The authors introduce a novel two-step method. The first step involves using a classifier ensemble to generate pseudo-labels for auxiliary unlabeled data. This step facilitates knowledge transfer from the ensemble to these auxiliary samples, effectively acting as a semi-supervised learning process. The second step consists of training a global classifier on the pseudo-labeled data while assuring differential privacy through output perturbation.

The paper illustrates that using majority voting to combine ensemble decisions leads to a sensitivity that compromises differential privacy. To counter this, the authors propose a weighted empirical risk minimization approach that reduces this sensitivity. The weighted loss accounts for the fraction of positive votes among the ensemble, serving as an estimated class probability which makes it less sensitive to individual classifier decisions.

Results and Analysis

The authors demonstrate through realistic tasks such as activity recognition, network intrusion detection, and malicious URL prediction that the proposed method can deliver high accuracy without sacrificing differential privacy.

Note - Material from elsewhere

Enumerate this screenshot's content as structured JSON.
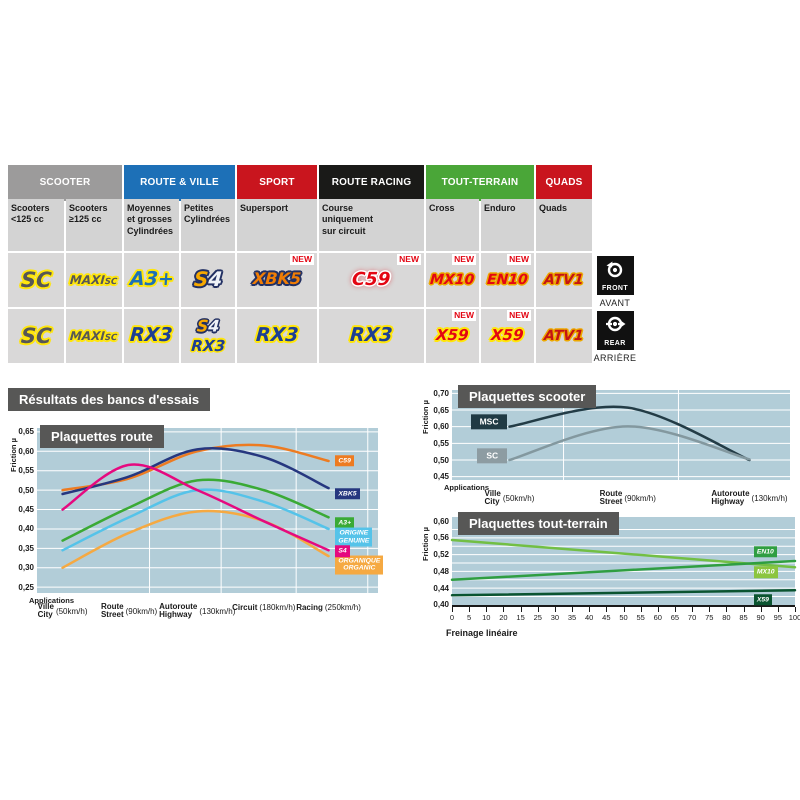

The theoretical results are robust, with a generalization error bound of $O(\epsilon^{-2}M^{-2})$ , where $\epsilon$ denotes the privacy budget and $M$ is the number of parties. This finding highlights that large ensembles can significantly mitigate the performance gap typically associated with privacy constraints and ensure strong privacy protection.

Implications

The proposed approach is flexible, allowing the use of classifiers of various and mixed types. The theoretical analysis confirms that the privacy guarantee extends to all samples of a party, not just a singular sample. Practically, this is advantageous in scenarios such as crowdsensing applications, with large numbers of parties contributing to a detailed privacy-preserving analysis.

This research opens up pathways for future work in privacy-preserving ensemble learning and differential privacy mechanisms for non-traditional classifier types. While the paper largely deals with binary classification, an extension section offers insights into multiclass problems, providing a comprehensive base for building upon its contributions.

Conclusion

This paper is an important contribution to the field of multiparty data analysis within machine learning, balancing the competing demands of privacy and utility. By leveraging ensemble classifiers and auxiliary data, it innovatively circumscribes the classic drawbacks of differential privacy, enabling wide applicability in real-world scenarios where privacy concerns are paramount.